SEC Commissioners Piwowar and Gallagher dissented from a recent Commission Opinion sanctioning an investment adviser’s use of misleading historical data purporting to validate an asset-allocation model. Agreeing there was a violation, Piwowar and Gallagher nevertheless dissented, criticizing “rulemaking by opinion:”
Instead, the majority opinion creates from whole cloth specific requirements for advertisements that include the word “backtest.” Despite the lack of any statutory or regulatory definition of what constitutes a “backtest,” the majority opinion finds it fraudulent or deceptive practice if a backtest fails to use actual historical rates — even if the slideshow presentation specifically discloses the use of assumed rates for certain components.
The Respondents’ Appointments-Clause challenge to the administrative forum raised “important issues,” wrote the two Commissioners. “Even though the Commission is free to express its views on Constitutional issues, we recognize and believe it is appropriate that Article III federal judges ultimately resolve this issue.” A footnote cited the Duka and Hill decisions – two among the few to preliminarily enjoin SEC administrative actions as “likely unconstitutional.” The majority opinion rejected Lucia’s constitutional arguments.

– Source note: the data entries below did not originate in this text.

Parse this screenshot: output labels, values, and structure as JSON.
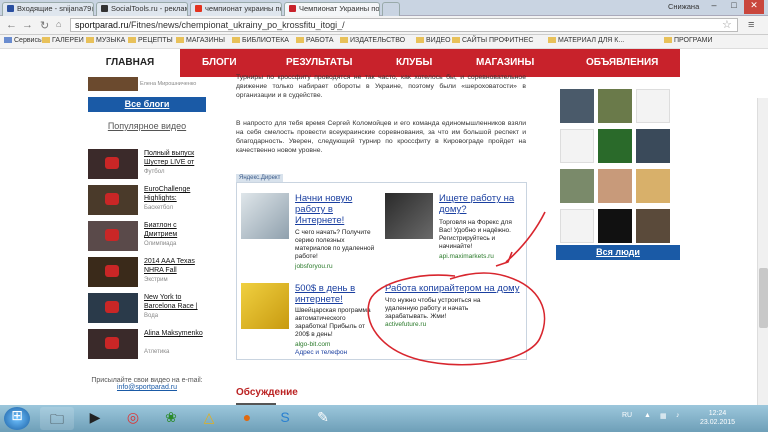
{
  "browser": {
    "tabs": [
      {
        "label": "Входящие - snijana79@r...",
        "color": "#2a4fa0"
      },
      {
        "label": "SocialTools.ru - реклама...",
        "color": "#333"
      },
      {
        "label": "чемпионат украины по к...",
        "color": "#e3321e"
      },
      {
        "label": "Чемпионат Украины по ...",
        "color": "#c8222b"
      }
    ],
    "user": "Снижана",
    "url_host": "sportparad.ru",
    "url_path": "/Fitnes/news/chempionat_ukrainy_po_krossfitu_itogi_/",
    "bookmarks": [
      "Сервисы",
      "ГАЛЕРЕИ",
      "МУЗЫКА",
      "РЕЦЕПТЫ",
      "МАГАЗИНЫ",
      "БИБЛИОТЕКА",
      "РАБОТА",
      "ИЗДАТЕЛЬСТВО",
      "ВИДЕО",
      "САЙТЫ ПРОФИТНЕС",
      "МАТЕРИАЛ ДЛЯ К...",
      "ПРОГРАМИ"
    ]
  },
  "nav": {
    "home": "ГЛАВНАЯ",
    "items": [
      "БЛОГИ",
      "РЕЗУЛЬТАТЫ",
      "КЛУБЫ",
      "МАГАЗИНЫ",
      "ОБЪЯВЛЕНИЯ"
    ]
  },
  "left": {
    "author": "Елена Мирошниченко",
    "all_blogs": "Все блоги",
    "popular": "Популярное видео",
    "videos": [
      {
        "title": "Полный выпуск Шустер LIVE от",
        "cat": "Футбол"
      },
      {
        "title": "EuroChallenge Highlights:",
        "cat": "Баскетбол"
      },
      {
        "title": "Биатлон с Дмитрием",
        "cat": "Олимпиада"
      },
      {
        "title": "2014 AAA Texas NHRA Fall",
        "cat": "Экстрим"
      },
      {
        "title": "New York to Barcelona Race |",
        "cat": "Вода"
      },
      {
        "title": "Alina Maksymenko",
        "cat": "Атлетика"
      }
    ],
    "contact_label": "Присылайте свои видео на e-mail:",
    "contact_email": "info@sportparad.ru"
  },
  "article": {
    "p1": "Турниры по кроссфиту проводятся не так часто, как хотелось бы, и соревновательное движение только набирает обороты в Украине, поэтому были «шероховатости» в организации и в судействе.",
    "p2": "В напросто для тебя время Сергей Коломойцев и его команда единомышленников взяли на себя смелость провести всеукраинские соревнования, за что им большой респект и благодарность. Уверен, следующий турнир по кроссфиту в Кировограде пройдет на качественно новом уровне."
  },
  "direct": {
    "label": "Яндекс.Директ",
    "ads": [
      {
        "title": "Начни новую работу в Интернете!",
        "desc": "С чего начать? Получите серию полезных материалов по удаленной работе!",
        "url": "jobsforyou.ru"
      },
      {
        "title": "Ищете работу на дому?",
        "desc": "Торговля на Форекс для Вас! Удобно и надёжно. Регистрируйтесь и начинайте!",
        "url": "api.maximarkets.ru"
      },
      {
        "title": "500$ в день в интернете!",
        "desc": "Швейцарская программа автоматического заработка! Прибыль от 200$ в день!",
        "url": "algo-bit.com",
        "extra": "Адрес и телефон"
      },
      {
        "title": "Работа копирайтером на дому",
        "desc": "Что нужно чтобы устроиться на удаленную работу и начать зарабатывать. Жми!",
        "url": "activefuture.ru"
      }
    ]
  },
  "discussion": "Обсуждение",
  "right": {
    "all_people": "Вся люди"
  },
  "taskbar": {
    "lang": "RU",
    "time": "12:24",
    "date": "23.02.2015"
  },
  "colors": {
    "brand_red": "#c8222b",
    "link_blue": "#1a5aa6",
    "annotation": "#d8262e"
  }
}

Curiously, Piwowar and Gallagher did not dissent from a similar holding also rejecting an Appointments Clause challenge in Timbervest, IA Rel. No. 4197, AP File No. 3-15519 (Sept. 17, 2015) issued two weeks after Lucia but two weeks before their October 2 dissent.
The Opinion is In the Matter of Raymond J. Lucia Cos, Inc., ’34 Act Rel. No. 75837, AP File No. 3-15006 (Sept. 3, 2015) and the dissent is here.